Did this guy forget to put a stop loss?

ozzzo's picture

Stop losses are for pussies.

oudinot's picture

When you control 40% of a market and everybody knows it a stop loos would be an invitation to draw blood.

0b1knob's picture

So this was the first one sided trade in history?  No one took the opposite position and made a profit on their mistake?

economics9698's picture

Cut off point for trading.  

GetZeeGold's picture



Enron....smartest guys in the room!

buzzsaw99's picture

too bad leeson and hunter didn't work for the squid

Quinvarius's picture

Oh.  I am pretty sure the squid had bigger blow ups than anything named above and would be dead if they had not been bailed out.

buzzsaw99's picture

that's the point. the squid does. not. lose.

Hal n back's picture

the above forgets to mention that Amaranths prime broker, JPM was lending money to Amaranth so it leveraged up nat gas futures to th elong side, and then JPM went short nat gas futures. When Amaranth went BK, JPM took over Amaranths long futures position



firstdivision's picture

Anyone notice the price of some commodities collapsed after JPM sold off their commodities unit?

Ban KKiller's picture

Predators who get eaten are always surprised. Should have fed more attorneys to the front of the appetizers.

NoDebt's picture

"The simple fact is, trading invoves risk."

Is that your final answer?  Are you absolutely sure?

SheepDog-One's picture

Trading involves no risk anymore for the TBTF. They fixed it.

SheepDog-One's picture

But they've got all this fixed now, if you kiss the right asses and have the right lapel pin then you're 'too big to fail' and don't need to worry about messy stuff like losing money.

souljaboy's picture

Amaranth, also known as Love-Lies-Bleeding.

Downtoolong's picture

Thank JPM (and Blythe Masters), Morgan Stanley, Goldman, as well as every other major TBTF Wall Street Bank for fighting against Position Limits since the dawn of time so that they could continue to promote and profit immensely from high risk trading like this. Of course, they have to manipulate markets and their clients to make the scheme pay off best, but, they're never going to stop doing that either.


Notsobadwlad's picture

Just to state the obvious: It takes two to tango.
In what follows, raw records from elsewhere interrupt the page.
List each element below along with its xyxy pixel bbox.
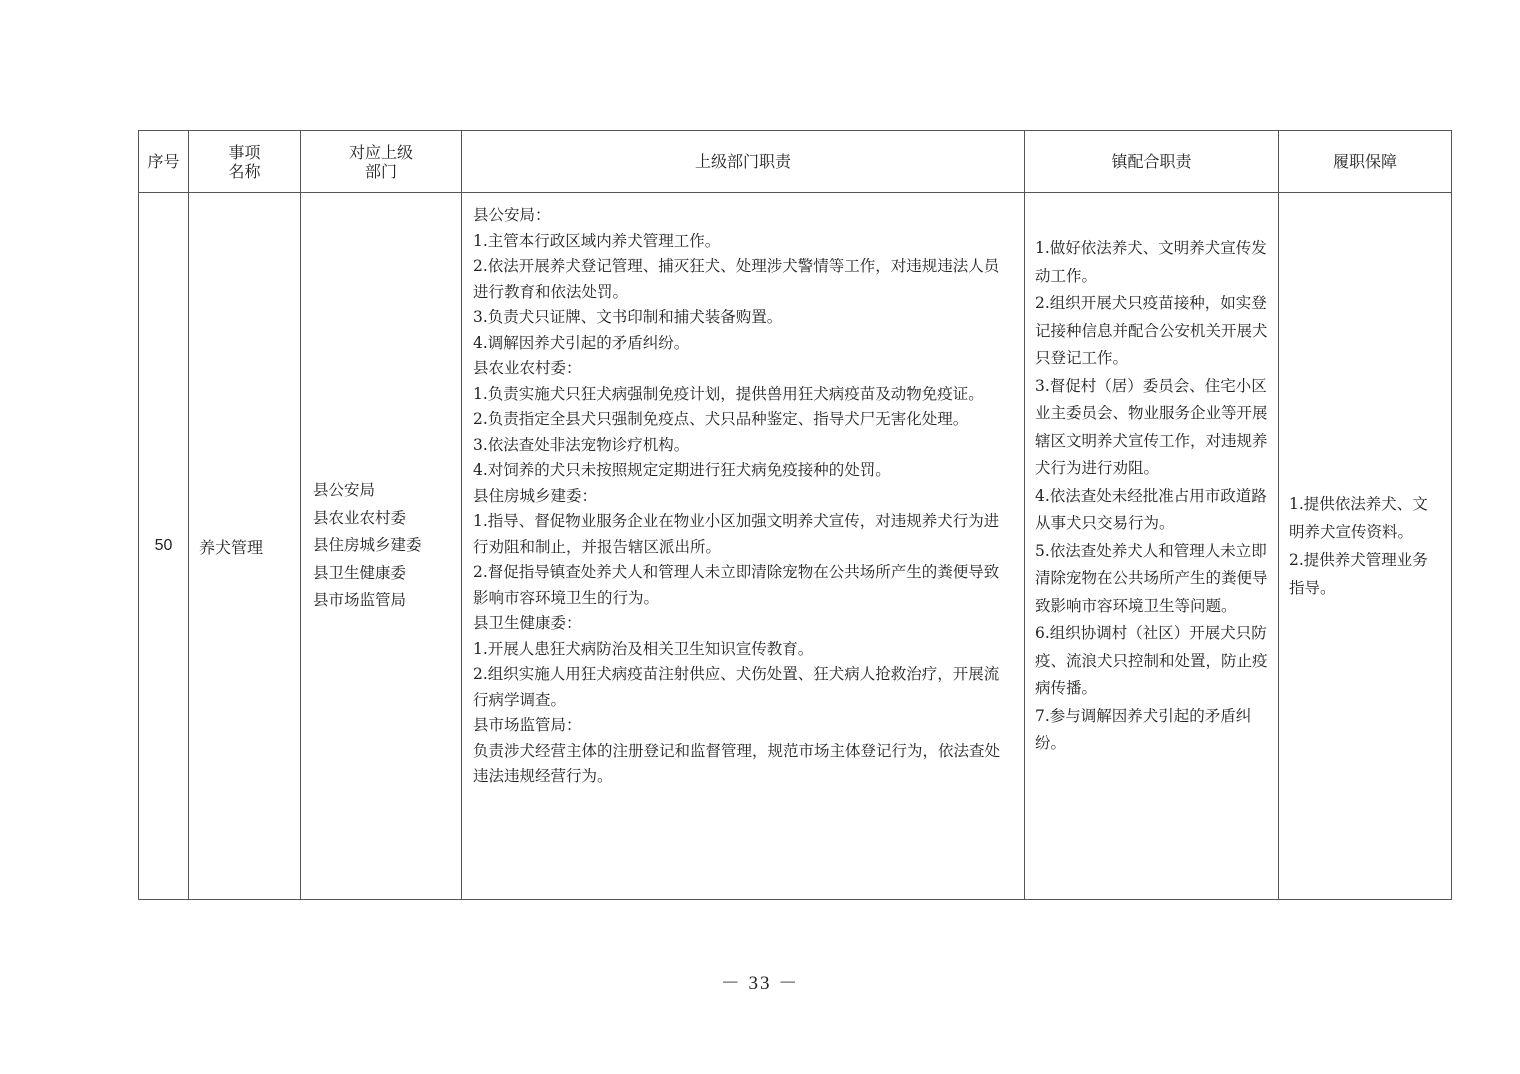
duty-line: 县农业农村委： [473, 359, 582, 377]
performance-guarantee [1279, 193, 1452, 900]
coop-line: 5.依法查处养犬人和管理人未立即清除宠物在公共场所产生的粪便导致影响市容环境卫生等问题。 [1035, 541, 1268, 615]
duty-line: 2.督促指导镇查处养犬人和管理人未立即清除宠物在公共场所产生的粪便导致影响市容环境卫生的行为。 [473, 563, 1000, 607]
duty-line: 3.负责犬只证牌、文书印制和捕犬装备购置。 [473, 308, 783, 326]
duty-line: 县市场监管局： [473, 716, 582, 734]
header-item-line1: 事项 [228, 142, 261, 162]
header-item [189, 131, 301, 193]
duty-line: 1.开展人患狂犬病防治及相关卫生知识宣传教育。 [473, 639, 814, 658]
duty-line: 1.指导、督促物业服务企业在物业小区加强文明养犬宣传，对违规养犬行为进行劝阻和制止，并报告辖区派出所。 [473, 512, 1000, 556]
header-dept-line1: 对应上级 [348, 142, 413, 162]
coop-line: 6.组织协调村（社区）开展犬只防疫、流浪犬只控制和处置，防止疫病传播。 [1035, 624, 1268, 697]
header-dept [301, 131, 462, 193]
duty-line: 1.负责实施犬只狂犬病强制免疫计划，提供兽用狂犬病疫苗及动物免疫证。 [473, 384, 984, 403]
superior-duties [462, 193, 1025, 900]
department-item: 县市场监管局 [313, 591, 407, 610]
item-name: 养犬管理 [189, 193, 301, 900]
duty-line: 1.主管本行政区域内养犬管理工作。 [473, 231, 721, 250]
header-coop: 镇配合职责 [1025, 131, 1279, 193]
duty-table [138, 130, 1452, 900]
coop-line: 2.组织开展犬只疫苗接种，如实登记接种信息并配合公安机关开展犬只登记工作。 [1035, 294, 1268, 367]
header-no: 序号 [139, 131, 189, 193]
header-item-line2: 名称 [228, 161, 261, 181]
department-item: 县住房城乡建委 [313, 536, 422, 555]
guarantee-line: 2.提供养犬管理业务指导。 [1289, 551, 1428, 597]
duty-line: 4.调解因养犬引起的矛盾纠纷。 [473, 333, 690, 352]
guarantee-line: 1.提供依法养犬、文明养犬宣传资料。 [1289, 495, 1428, 541]
town-cooperation-duties [1025, 193, 1279, 900]
duty-line: 4.对饲养的犬只未按照规定定期进行狂犬病免疫接种的处罚。 [473, 461, 891, 479]
coop-line: 4.依法查处未经批准占用市政道路从事犬只交易行为。 [1035, 486, 1267, 532]
coop-line: 3.督促村（居）委员会、住宅小区业主委员会、物业服务企业等开展辖区文明养犬宣传工作，对违规养犬行为进行劝阻。 [1035, 376, 1268, 477]
duty-line: 2.负责指定全县犬只强制免疫点、犬只品种鉴定、指导犬尸无害化处理。 [473, 410, 969, 428]
duty-line: 3.依法查处非法宠物诊疗机构。 [473, 435, 690, 454]
header-duties: 上级部门职责 [462, 131, 1025, 193]
duty-line: 2.依法开展养犬登记管理、捕灭狂犬、处理涉犬警情等工作，对违规违法人员进行教育和依法处罚。 [473, 257, 1000, 301]
header-dept-line2: 部门 [364, 161, 397, 181]
header-row [139, 131, 1452, 193]
table-row [139, 193, 1452, 900]
duty-line: 县卫生健康委： [473, 614, 582, 632]
coop-line: 7.参与调解因养犬引起的矛盾纠纷。 [1035, 706, 1252, 752]
coop-line: 1.做好依法养犬、文明养犬宣传发动工作。 [1035, 239, 1267, 285]
department-item: 县农业农村委 [313, 508, 407, 527]
page-number: － 33 － [720, 973, 800, 994]
department-item: 县公安局 [313, 481, 376, 500]
row-number: 50 [139, 193, 189, 900]
duty-line: 县公安局： [473, 206, 551, 224]
header-guarantee: 履职保障 [1279, 131, 1452, 193]
duty-line: 负责涉犬经营主体的注册登记和监督管理，规范市场主体登记行为，依法查处违法违规经营行为。 [473, 741, 1001, 785]
duty-line: 县住房城乡建委： [473, 486, 598, 505]
department-item: 县卫生健康委 [313, 563, 407, 582]
duty-line: 2.组织实施人用狂犬病疫苗注射供应、犬伤处置、狂犬病人抢救治疗，开展流行病学调查。 [473, 665, 1000, 709]
department-list [301, 193, 462, 900]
The regulators/investigators should look at who was on the other side of Hunter's trades and their ability to manipulate the market.

It is not only possible, but given the level of manipulation in the market (and the demonstrable fact that there is no financial market that is a free market) that a very powerful player was manipulating the market on the other side of the Hunter trade so as to not allow Hunter to win big and them to lose big.

... so who took $6 billion in profits on that trade?

I am a Man I am Forty's picture

John Arnold was on the other side of the trade.  He made a shit ton of money.

frankTHE COIN's picture

And John Arnold first took Down MotherRock , a 500 million dollar Hedge Fund. Then he ate Amaranth.